A dark murmuring in the crowd off to her left, but Jane was
determined not to look. She and the others around her crunched through powdered
glass on the sidewalk, no doubt the remains of some wino’s refreshment.
Soon she was at the edge of the park, an unusually bright streetlight
mounted on the entrance above her. The sharp edges of light dropped painfully
through the narrow, dark tree branches. In the distance, she could see women
running away from the park. Beyond the sharp sculptures, Jane thought she could
hear women screaming in windows.
He saw her stumbling through the park toward him, drawn along like
a fly on the web of his personality, her face contorted as if from some
massive, internal noise. He enjoyed the feel of insects blown against his skin,
scratching across his arms and face, dancing. He withdrew the table knife from
his pocket, its blade sharpened to a thin blue edge. He stroked it slowly,
ready to make contact, ready to make love to her.
Jane saw him standing in front of the sculptures, their metal edges
surrounded by clouds of dark insects as they attempted to tear holes in the
sky. People were fleeing the park. Why was she just standing there? It was the
dapper older man from the restaurant, the one who had stolen her table knife,
the one who had been pursuing her. She wondered if perhaps a kiss, or even just
a hug, might satisfy him and make him leave her alone.
His teeth gleamed. She turned and ran. Away from her apartment,
away from the park, and as he pursued her, running ahead of her here, heading
her off there, she realized she could only go where he wanted her to go.

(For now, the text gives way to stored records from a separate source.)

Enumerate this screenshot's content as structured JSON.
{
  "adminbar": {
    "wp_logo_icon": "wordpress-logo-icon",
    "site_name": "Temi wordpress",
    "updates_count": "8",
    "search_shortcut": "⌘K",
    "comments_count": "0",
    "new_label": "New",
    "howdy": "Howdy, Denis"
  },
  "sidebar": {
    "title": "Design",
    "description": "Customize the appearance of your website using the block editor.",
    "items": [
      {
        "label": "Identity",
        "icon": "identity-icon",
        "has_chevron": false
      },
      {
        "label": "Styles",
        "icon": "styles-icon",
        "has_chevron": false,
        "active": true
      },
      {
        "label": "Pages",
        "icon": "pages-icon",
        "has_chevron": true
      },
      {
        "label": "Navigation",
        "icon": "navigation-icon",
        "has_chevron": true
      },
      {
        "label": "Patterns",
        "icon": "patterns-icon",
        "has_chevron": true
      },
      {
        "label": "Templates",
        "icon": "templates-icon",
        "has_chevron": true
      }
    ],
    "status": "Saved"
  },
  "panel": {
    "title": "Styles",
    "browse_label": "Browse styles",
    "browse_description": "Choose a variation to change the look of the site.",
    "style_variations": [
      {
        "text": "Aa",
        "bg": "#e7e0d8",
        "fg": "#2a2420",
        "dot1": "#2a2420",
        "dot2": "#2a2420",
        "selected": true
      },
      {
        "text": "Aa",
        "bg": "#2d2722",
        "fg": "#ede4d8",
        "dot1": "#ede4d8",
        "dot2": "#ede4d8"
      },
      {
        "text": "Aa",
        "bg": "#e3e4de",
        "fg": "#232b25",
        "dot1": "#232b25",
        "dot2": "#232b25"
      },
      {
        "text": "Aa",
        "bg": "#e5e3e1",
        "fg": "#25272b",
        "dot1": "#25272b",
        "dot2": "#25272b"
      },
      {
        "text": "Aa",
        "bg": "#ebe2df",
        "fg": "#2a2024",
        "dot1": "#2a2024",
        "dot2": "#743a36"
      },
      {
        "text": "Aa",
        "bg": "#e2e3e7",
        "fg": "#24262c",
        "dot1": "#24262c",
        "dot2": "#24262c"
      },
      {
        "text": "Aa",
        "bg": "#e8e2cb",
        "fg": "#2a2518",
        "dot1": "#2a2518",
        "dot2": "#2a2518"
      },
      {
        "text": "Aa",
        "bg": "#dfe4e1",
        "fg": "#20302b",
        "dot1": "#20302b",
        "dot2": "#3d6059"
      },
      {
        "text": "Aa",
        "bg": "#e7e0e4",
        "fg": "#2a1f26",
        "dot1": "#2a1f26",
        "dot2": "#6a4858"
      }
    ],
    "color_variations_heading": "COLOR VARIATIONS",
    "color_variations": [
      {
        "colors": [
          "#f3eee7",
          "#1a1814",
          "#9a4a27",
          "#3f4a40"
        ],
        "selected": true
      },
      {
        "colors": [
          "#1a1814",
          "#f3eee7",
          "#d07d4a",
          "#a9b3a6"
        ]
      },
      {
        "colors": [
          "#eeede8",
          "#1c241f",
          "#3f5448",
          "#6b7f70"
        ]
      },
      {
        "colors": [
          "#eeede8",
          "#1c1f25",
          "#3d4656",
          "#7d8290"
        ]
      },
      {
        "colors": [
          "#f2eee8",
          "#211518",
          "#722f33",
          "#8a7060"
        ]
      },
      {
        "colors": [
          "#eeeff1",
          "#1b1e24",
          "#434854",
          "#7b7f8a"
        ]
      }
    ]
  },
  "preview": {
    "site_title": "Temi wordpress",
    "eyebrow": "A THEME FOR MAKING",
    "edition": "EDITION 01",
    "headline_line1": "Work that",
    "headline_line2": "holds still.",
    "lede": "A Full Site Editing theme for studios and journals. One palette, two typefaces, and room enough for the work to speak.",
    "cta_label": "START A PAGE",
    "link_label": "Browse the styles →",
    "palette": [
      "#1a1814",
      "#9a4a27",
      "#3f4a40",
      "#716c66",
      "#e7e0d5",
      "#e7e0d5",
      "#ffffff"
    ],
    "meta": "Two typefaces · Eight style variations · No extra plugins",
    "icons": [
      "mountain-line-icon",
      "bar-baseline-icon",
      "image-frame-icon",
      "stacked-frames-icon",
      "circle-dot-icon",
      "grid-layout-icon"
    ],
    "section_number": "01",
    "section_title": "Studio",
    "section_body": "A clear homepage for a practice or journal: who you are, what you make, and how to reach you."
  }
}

She ran down an alley with the man pacing steadily behind her. She
barked her left knee against a torn metal drum; dampness spread rapidly down
her leg. Cats scattered madly as she escaped the alley, as she crossed one
street and then another, as she entered a shattered block of buildings, all
condemned for the cinema complex to be erected there soon, a third of the
buildings already gnawed into submission by the parked machinery.
She made her way through the jumbles of debris which filled the
ruins, tormented by wood splinters and insect bites. Nails protruded from raw
wounds in the wood, anxious to match their scars with her own.
She stopped, staring into the night in front of her. Suddenly his
eyes peered from two holes carved out of the darkness. She spun right and broke
through a flimsy door, into a building with dim yellow lights in its cracked
windows, the only such lighting on the block.